One would imagine the European visitor would be unnerved by the filth and the grime all around and the river’s dirtiness. Not so. The White People at the Maha Kumbh are of three kinds: the chroniclers; the curious, who may not admit it but are also seekers; and the faithful. Blindsided by the masses here that outnumber the populations of most European nations, those of the first category are driven by the spectacle rather than by searching questions on faith and divinity.
Those of the second category listlessly trudge the Maha Kumbh miles every day and, desperate to vicariously experience the motivations of the multitudes, stop by nirvana shops of the gurus and the swamis for crash courses that don’t quite deliver.

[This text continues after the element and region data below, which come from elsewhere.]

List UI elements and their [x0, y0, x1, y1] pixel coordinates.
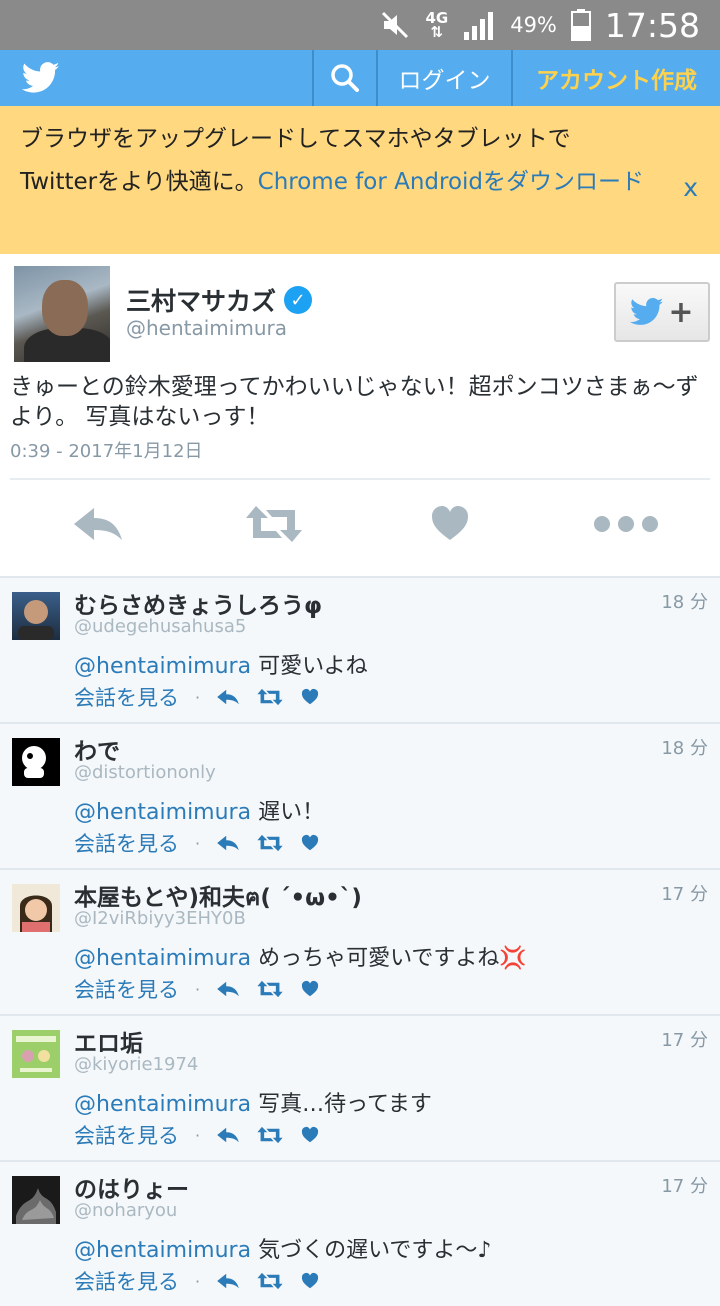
reply-avatar[interactable] — [12, 1030, 60, 1078]
reply-time: 17 分 — [661, 884, 708, 905]
reply-actions: 会話を見る · — [74, 828, 320, 858]
reply-author-name[interactable]: のはりょー — [74, 1170, 189, 1204]
retweet-icon[interactable] — [256, 980, 284, 998]
reply-item[interactable]: 本屋もとや)和夫ฅ( ´•ω•`) @I2viRbiyy3EHY0B 17 分 … — [0, 868, 720, 1014]
author-handle[interactable]: @hentaimimura — [126, 316, 287, 340]
separator-dot: · — [195, 687, 201, 707]
reply-time: 18 分 — [661, 592, 708, 613]
retweet-icon[interactable] — [256, 1272, 284, 1290]
view-conversation-link[interactable]: 会話を見る — [74, 682, 179, 712]
reply-avatar[interactable] — [12, 884, 60, 932]
signup-button[interactable]: アカウント作成 — [513, 50, 720, 106]
reply-icon[interactable] — [216, 1272, 240, 1290]
like-heart-icon[interactable] — [300, 1272, 320, 1290]
reply-text: @hentaimimura 気づくの遅いですよ〜♪ — [74, 1238, 492, 1263]
author-name[interactable]: 三村マサカズ ✓ — [126, 282, 313, 318]
twitter-bird-icon — [22, 62, 60, 93]
twitter-logo-button[interactable] — [0, 50, 312, 106]
like-heart-icon[interactable] — [430, 504, 470, 544]
reply-avatar[interactable] — [12, 738, 60, 786]
retweet-icon[interactable] — [256, 688, 284, 706]
tweet-timestamp[interactable]: 0:39 - 2017年1月12日 — [10, 437, 203, 463]
battery-percent: 49% — [510, 13, 557, 37]
search-button[interactable] — [314, 50, 376, 106]
reply-author-handle[interactable]: @I2viRbiyy3EHY0B — [74, 908, 246, 929]
like-heart-icon[interactable] — [300, 688, 320, 706]
view-conversation-link[interactable]: 会話を見る — [74, 974, 179, 1004]
reply-text: @hentaimimura 遅い！ — [74, 800, 325, 825]
upgrade-banner: ブラウザをアップグレードしてスマホやタブレットで Twitterをより快適に。Ch… — [0, 106, 720, 254]
reply-item[interactable]: エロ垢 @kiyorie1974 17 分 @hentaimimura 写真…待… — [0, 1014, 720, 1160]
login-button[interactable]: ログイン — [378, 50, 511, 106]
search-icon — [331, 64, 359, 92]
mute-icon — [382, 11, 409, 39]
view-conversation-link[interactable]: 会話を見る — [74, 1266, 179, 1296]
divider — [10, 478, 710, 480]
reply-author-name[interactable]: むらさめきょうしろうφ — [74, 586, 322, 620]
reply-list: むらさめきょうしろうφ @udegehusahusa5 18 分 @hentai… — [0, 576, 720, 1306]
reply-time: 17 分 — [661, 1176, 708, 1197]
reply-actions: 会話を見る · — [74, 682, 320, 712]
like-heart-icon[interactable] — [300, 980, 320, 998]
clock: 17:58 — [604, 5, 700, 45]
mention-link[interactable]: @hentaimimura — [74, 1238, 251, 1263]
reply-icon[interactable] — [216, 688, 240, 706]
view-conversation-link[interactable]: 会話を見る — [74, 828, 179, 858]
separator-dot: · — [195, 979, 201, 999]
author-avatar[interactable] — [14, 266, 110, 362]
twitter-bird-icon — [630, 298, 664, 325]
reply-text: @hentaimimura 写真…待ってます — [74, 1092, 432, 1117]
follow-button[interactable]: + — [614, 282, 710, 342]
reply-icon[interactable] — [216, 1126, 240, 1144]
reply-item[interactable]: むらさめきょうしろうφ @udegehusahusa5 18 分 @hentai… — [0, 576, 720, 722]
tweet-text: きゅーとの鈴木愛理ってかわいいじゃない！超ポンコツさまぁ〜ずより。 写真はないっ… — [10, 374, 699, 430]
separator-dot: · — [195, 833, 201, 853]
separator-dot: · — [195, 1271, 201, 1291]
reply-author-handle[interactable]: @kiyorie1974 — [74, 1054, 198, 1075]
reply-text: @hentaimimura めっちゃ可愛いですよね💢 — [74, 946, 527, 971]
reply-actions: 会話を見る · — [74, 974, 320, 1004]
reply-text: @hentaimimura 可愛いよね — [74, 654, 368, 679]
chrome-download-link[interactable]: Chrome for Androidをダウンロード — [258, 169, 644, 195]
reply-author-handle[interactable]: @noharyou — [74, 1200, 177, 1221]
plus-icon: + — [668, 294, 694, 330]
reply-item[interactable]: のはりょー @noharyou 17 分 @hentaimimura 気づくの遅… — [0, 1160, 720, 1306]
network-indicator: 4G ⇅ — [425, 9, 449, 41]
reply-author-name[interactable]: わで — [74, 732, 120, 766]
signal-icon — [464, 12, 494, 40]
banner-text: ブラウザをアップグレードしてスマホやタブレットで Twitterをより快適に。Ch… — [20, 126, 645, 195]
retweet-icon[interactable] — [256, 834, 284, 852]
view-conversation-link[interactable]: 会話を見る — [74, 1120, 179, 1150]
reply-time: 17 分 — [661, 1030, 708, 1051]
main-tweet: 三村マサカズ ✓ @hentaimimura + きゅーとの鈴木愛理ってかわいい… — [0, 254, 720, 576]
mention-link[interactable]: @hentaimimura — [74, 654, 251, 679]
tweet-actions — [0, 494, 720, 554]
retweet-icon[interactable] — [244, 504, 304, 544]
battery-icon — [570, 9, 591, 41]
reply-author-handle[interactable]: @udegehusahusa5 — [74, 616, 246, 637]
reply-avatar[interactable] — [12, 592, 60, 640]
reply-actions: 会話を見る · — [74, 1266, 320, 1296]
like-heart-icon[interactable] — [300, 834, 320, 852]
reply-icon[interactable] — [216, 980, 240, 998]
reply-icon[interactable] — [72, 504, 124, 544]
mention-link[interactable]: @hentaimimura — [74, 1092, 251, 1117]
mention-link[interactable]: @hentaimimura — [74, 946, 251, 971]
banner-close-button[interactable]: x — [683, 166, 698, 209]
reply-icon[interactable] — [216, 834, 240, 852]
reply-author-name[interactable]: エロ垢 — [74, 1024, 143, 1058]
more-options-icon[interactable] — [592, 504, 660, 544]
top-nav: ログイン アカウント作成 — [0, 50, 720, 106]
reply-time: 18 分 — [661, 738, 708, 759]
mention-link[interactable]: @hentaimimura — [74, 800, 251, 825]
status-bar: 4G ⇅ 49% 17:58 — [0, 0, 720, 50]
reply-author-handle[interactable]: @distortiononly — [74, 762, 216, 783]
verified-badge-icon: ✓ — [284, 286, 313, 314]
reply-item[interactable]: わで @distortiononly 18 分 @hentaimimura 遅い… — [0, 722, 720, 868]
like-heart-icon[interactable] — [300, 1126, 320, 1144]
reply-avatar[interactable] — [12, 1176, 60, 1224]
separator-dot: · — [195, 1125, 201, 1145]
reply-actions: 会話を見る · — [74, 1120, 320, 1150]
retweet-icon[interactable] — [256, 1126, 284, 1144]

After weeks spent here, many are still unsure if they did the right thing by buying that air ticket to escape their friendless lives in the unhappy West (their words, not mine), “where no one gives free food like they do here”.
And then there are the White Faithful. The drizzle turns into a full-blown downpour, turning the cloth roof into a sieve but failing to dampen the spirits of the women in sari or salwar-kameez and men in colourful smart sherwanis or kurta-dhotis. With rare exceptions, these are all white people. They are devotees of Maharishi Mahesh Yogi, the best known Indian guru globally, who was hailed as a messiah for teaching meditation, and who died in 2008 at the age of 90.
“I am the Raja of Germany,” a portly Caucasian shakes my hand and announces the remit that the Yogi gave him. A gold-coloured circlet across his forehead bears testimony to his status. But this gent is no king of Germany. Rather he leads the German chapter of the “Global Country of World Peace”, the one without borders that Maharishi Yogi started at the turn of the century. The “raja” has joined fellow “rajas” and lesser devotees here to witness the opening of a temple for the guru.
Born at Jabalpur in Madhya Pradesh and educated at Allahabad University, the Maharishi, who would briefly become famous as the guru of the Beatles, pioneered what came to be his trademark, the Transcendental Meditation (TM). Decades later, he would launch TM-Siddhi (elevated), a stronger version that levitated the practitioner. “We are here to pay homage to the greatest person the world has ever produced,” says David Walne, a 62-year-old retiree from Liverpool whose life was transformed by TM 40 years ago.
The “great and wonderful Maharishi”, as Walne calls his guru, “always said that if we got enough people doing TM in one city, then all the negative trends there would decrease and the crime rate would drop”. Scientists, says Walne, means tested the TM in several cities of the US and found the results attested the claims. And then came TM- Siddhi, which brought into play the “three stages of yogic flying” that he claims helped cut crime rates in Washington DC.
In the first stage of yogic flying, energy moves up the spine. The second stage involves sitting cross-legged and building up a “desire to lift off, do the flying”. Walne says he himself has hopped 4-5 inches. The third stage is hovering several feet above, which only the master has achieved and nobody has seen. In Walne’s case, TM also helped him get off alcohol and Valium.
Barak Azmon, 48, an ophthalmologist-turned-medical equipment exporter from Israel, did his first tour of piety at the Maha Kumbh in 1989. Back then Israelis were barred from visiting India. “I paid baksheesh and got a visa in Italy,” he laughs. He stayed for two years living, working and travelling across India, even enrolling for a while in philosophy at the Banaras Hindu University.
“India is my second home and the Kumbh is the condensed version of India,” says Azmon, a leftish secularist. The nearest thing to god came to him far from the Kumbh, in the remote Himalayan region of Manali, 15 years ago when he and two other Israeli doctors ran a two-week eye camp. “We literally gave eyesight to the blind. For the first time I felt like a real doctor.”